Next is Channel Mixers where you check 'Monochrome' at the bottom. Then I just play around with the levels. Most people say they should all add up to 100% by the end but -- mine are almost always 10-20% more then that. I watch only the skin tones here

Then I just click the eye beside the channel mixers level to see where any highlights were blown (there are generally lots), so using the mask tool on the channel mixers level I bring back pretty much all of the background generally.

I combine all of the layers here (Shift+Ctl+E)

Create a duplicate layer (Ctrl+J) and burn and dodge. This is probably where all of my finer work is done - and perhaps it is a waste of time, but... it makes a bit of a difference.
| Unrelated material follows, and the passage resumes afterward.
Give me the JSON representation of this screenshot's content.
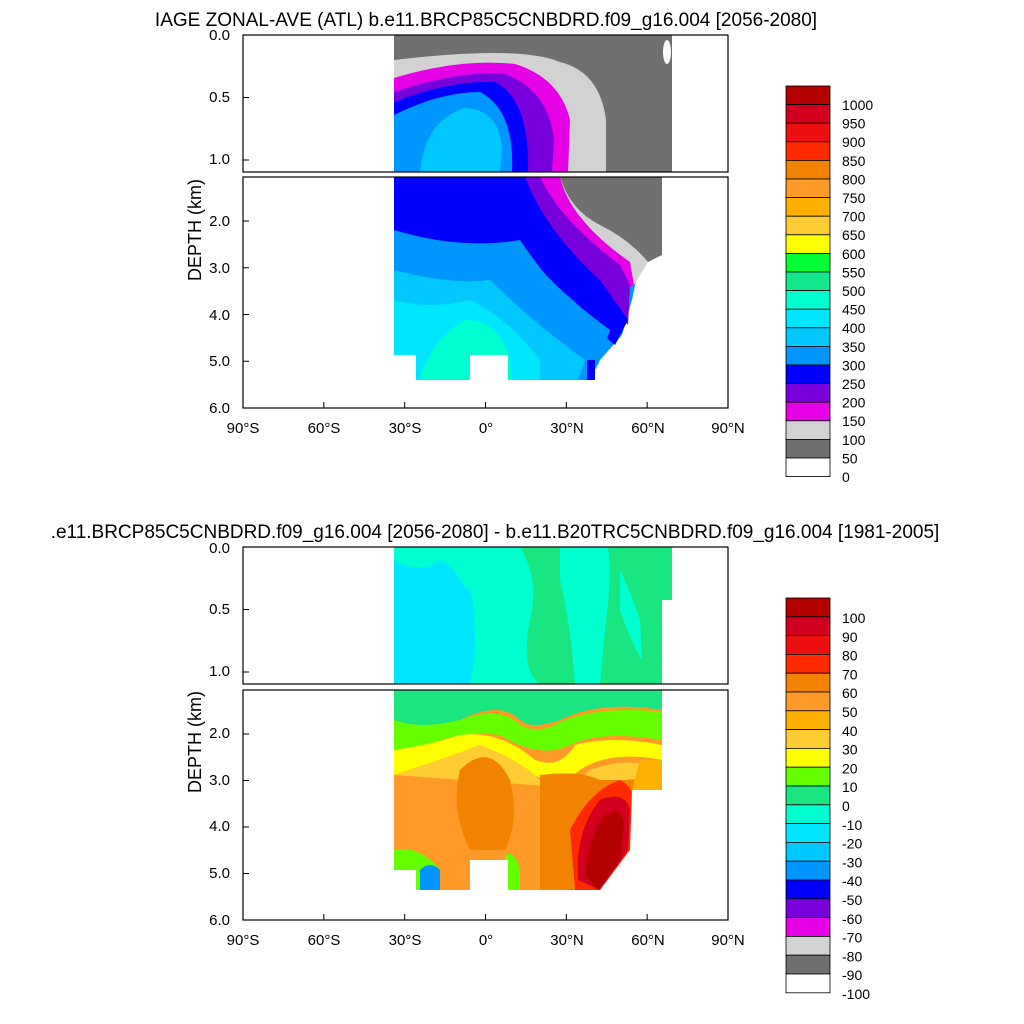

Once again, I always hide then bring the layer back while I am doing it to make sure I didn't completely screw so mething out of proportion.

Oh! One thing I forgot, is sometimes I will bring the catchlights or highlights in the eyes out just a tad in BW, as I find they usually get lost. The dodge tool always makes them look muddy (even when on highlights) I find, so I create a dup layer, and curves, then bring back only the eyes. Sometimes that is too much so I decrease the opacity.

Other then that, I add a bit of a warm tone by adding a layer, Colour Balance (same place as Gradient Map and Channel Mixers)

Wa la  Hopefully that all makes sense. I just did that from the top of my head, so if you happen to have any questions - feel free to ask.


----------



## GoM (May 13, 2007)

Wow, amazing series...

I really have to get off my ass and see what people post more. This is fantastic stuff, Peanuts


----------